饮下这杯绿茶,浑身上下都被薄荷的清凉爽透了,一天来聚集在体内的暑气顿时消失了。图瓦克告诉我们,摩洛哥人每天都要喝这种茶,就像人每天都要吃饭一样。
摩洛哥的茶大部分从中国进口,所以当地人在面对着从中国来的游客时也格外热情。同样的爱好总是能轻易把人拉在一起,光是小小的一杯茶,就能产生很多话题。
看着杯中明黄色的茶汤,我忽然想起作家葛瑞格·摩顿森写的几句关于茶的话。虽然不是发生在摩洛哥,但我仍想引用一下,以为记:
敬上一杯茶,你是一个陌生人;
再奉第二杯,你是我们的朋友;
第三杯茶,你是我的家人,我将用生命来保护你。
“走,我们去看星星!”吃饱喝足后,图瓦克站起身来,精神抖掷地对我们说。
“不是吧,又要坐骆驼!”我的尾骨刚刚才缓过来一些,一想到又要骑上那个大家伙,屁股就又开始疼起来。
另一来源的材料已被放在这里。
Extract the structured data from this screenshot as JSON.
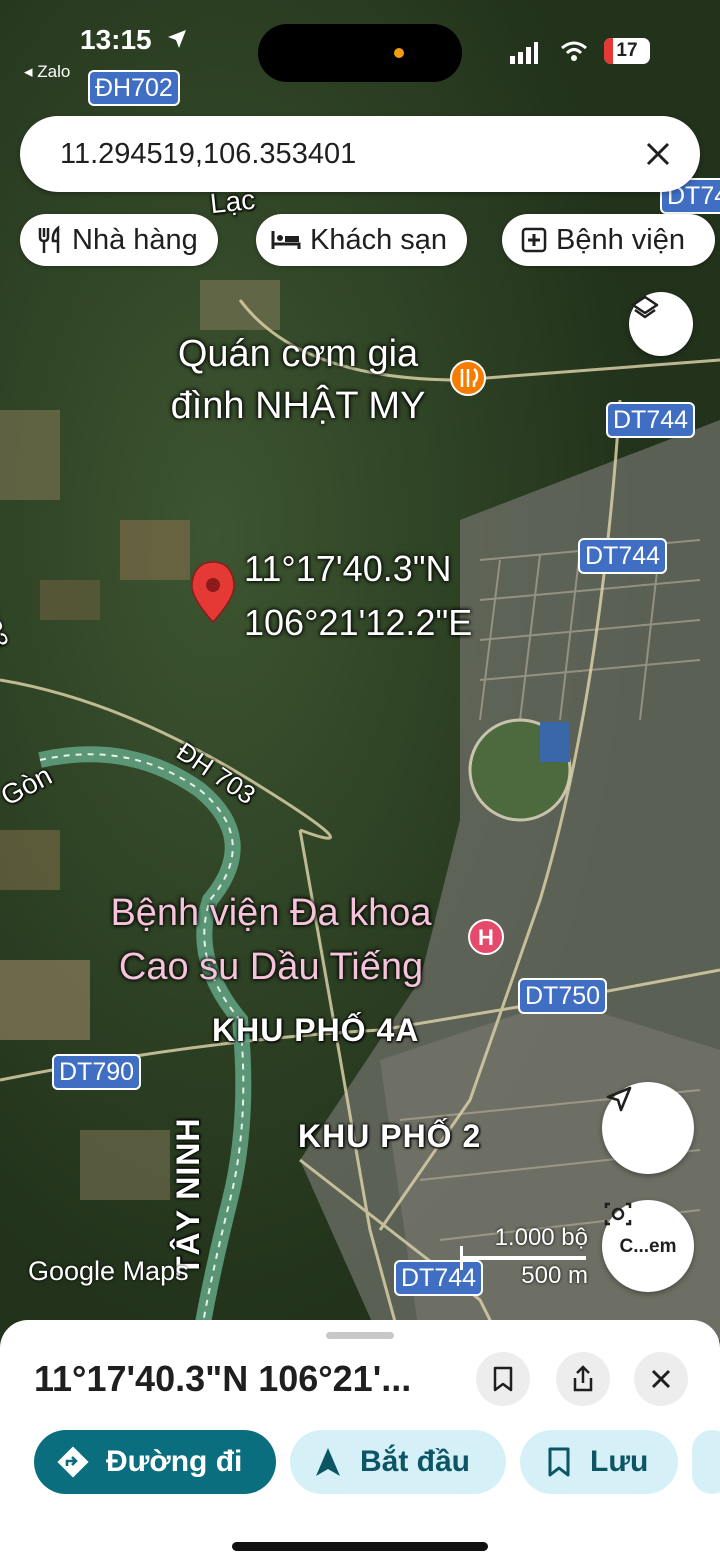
{
  "status_bar": {
    "time": "13:15",
    "back_app": "◂ Zalo",
    "battery": "17"
  },
  "search": {
    "value": "11.294519,106.353401"
  },
  "chips": [
    {
      "label": "Nhà hàng",
      "icon": "restaurant-icon"
    },
    {
      "label": "Khách sạn",
      "icon": "hotel-icon"
    },
    {
      "label": "Bệnh viện",
      "icon": "hospital-icon"
    }
  ],
  "map": {
    "route_shields": [
      "ĐH702",
      "DT74",
      "DT744",
      "DT744",
      "DT750",
      "DT790",
      "DT744"
    ],
    "road_labels": [
      "ĐH 703",
      "ĐH 703"
    ],
    "place_labels": {
      "top_partial": "Lạc",
      "river": "Gòn",
      "khu_pho_4a": "KHU PHỐ 4A",
      "khu_pho_2": "KHU PHỐ 2",
      "province": "TÂY NINH"
    },
    "poi_restaurant": {
      "line1": "Quán cơm gia",
      "line2": "đình NHẬT MY"
    },
    "poi_hospital": {
      "line1": "Bệnh viện Đa khoa",
      "line2": "Cao su Dầu Tiếng"
    },
    "pin_coords": {
      "lat": "11°17'40.3\"N",
      "lng": "106°21'12.2\"E"
    },
    "google_logo": "Google Maps",
    "scale": {
      "imperial": "1.000 bộ",
      "metric": "500 m"
    },
    "camera_button_label": "C...em"
  },
  "sheet": {
    "title": "11°17'40.3\"N 106°21'...",
    "actions": [
      {
        "label": "Đường đi",
        "icon": "directions-icon",
        "primary": true
      },
      {
        "label": "Bắt đầu",
        "icon": "navigation-arrow-icon",
        "primary": false
      },
      {
        "label": "Lưu",
        "icon": "bookmark-icon",
        "primary": false
      }
    ]
  },
  "colors": {
    "accent": "#0b6e7e",
    "chip_bg": "#d6f0f7",
    "shield": "#3f6ec2",
    "pin": "#e53935",
    "hospital_label": "#f5c3da"
  }
}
“这次不骑它,我们走着。”图瓦克整理了一下他的包头巾说,“在沙漠不看星星是罪恶的,我可不想你们的旅行留下什么遗憾。”
虽然我弄不清不看星星和罪恶有什么关系,但既然来了,就都体验一把吧。
在路上,图瓦克又恢复了那张没有表情的讨厌嘴脸,除了说一些“一定要听我的,不要乱跑”之类的话,就再没有其他了。
他快步在前面走着,我和小王子像傻瓜一样地跟在后面,也不知道他究竟要带我们去哪里。
“我们要去哪?”终于,小王子忍不住发问了。
“看星星。”说了等于没说一样。
“你确定我们走的方向对吗?”我完全不知道他要去哪,四周是黄沙片片,没有民宅,没有营地,他连GPS导航仪都不带,就这样昂首阔步地走着,天知道他会不会迷路啊。
“你不应该质疑一个原住民对沙漠的判断力。”图瓦克对我的怀疑很不满意,但为了打消我的疑虑,他还是指了指天空,“沙漠的子民看星星就可以判断方向。看到了北极星就找到正北方。如果是白天,就看太阳。”
我对天文真是一窍不通,看星星也只是看个亮,左找右找也分不出哪颗是北极星。倒是小王子,这是来自遥远星球的小人儿,指着天空兴奋地告诉我,哪个是北极星,哪个是大熊座、小熊座。我“恩恩啊啊”地随声附和,但天知道,我真是什么也没有看出来。
比起看星星,我还是对植物更有兴趣。所以当我发现前面不远处有一丛巨大的红柳时,就兴奋地跑过去。虽然只有月色的映照,但我还是能看出它淡淡的紫红色。
“哇,好漂亮啊,你……”我还没跑到跟前,话也没有说完,突然一只大手钳住了我的胳膊。我扭过头去,就看到了图瓦克凶神恶煞地一张脸。他很生气地说:“谁让你到处乱跑的?我已经警告过你们了,一定要听我的指挥!”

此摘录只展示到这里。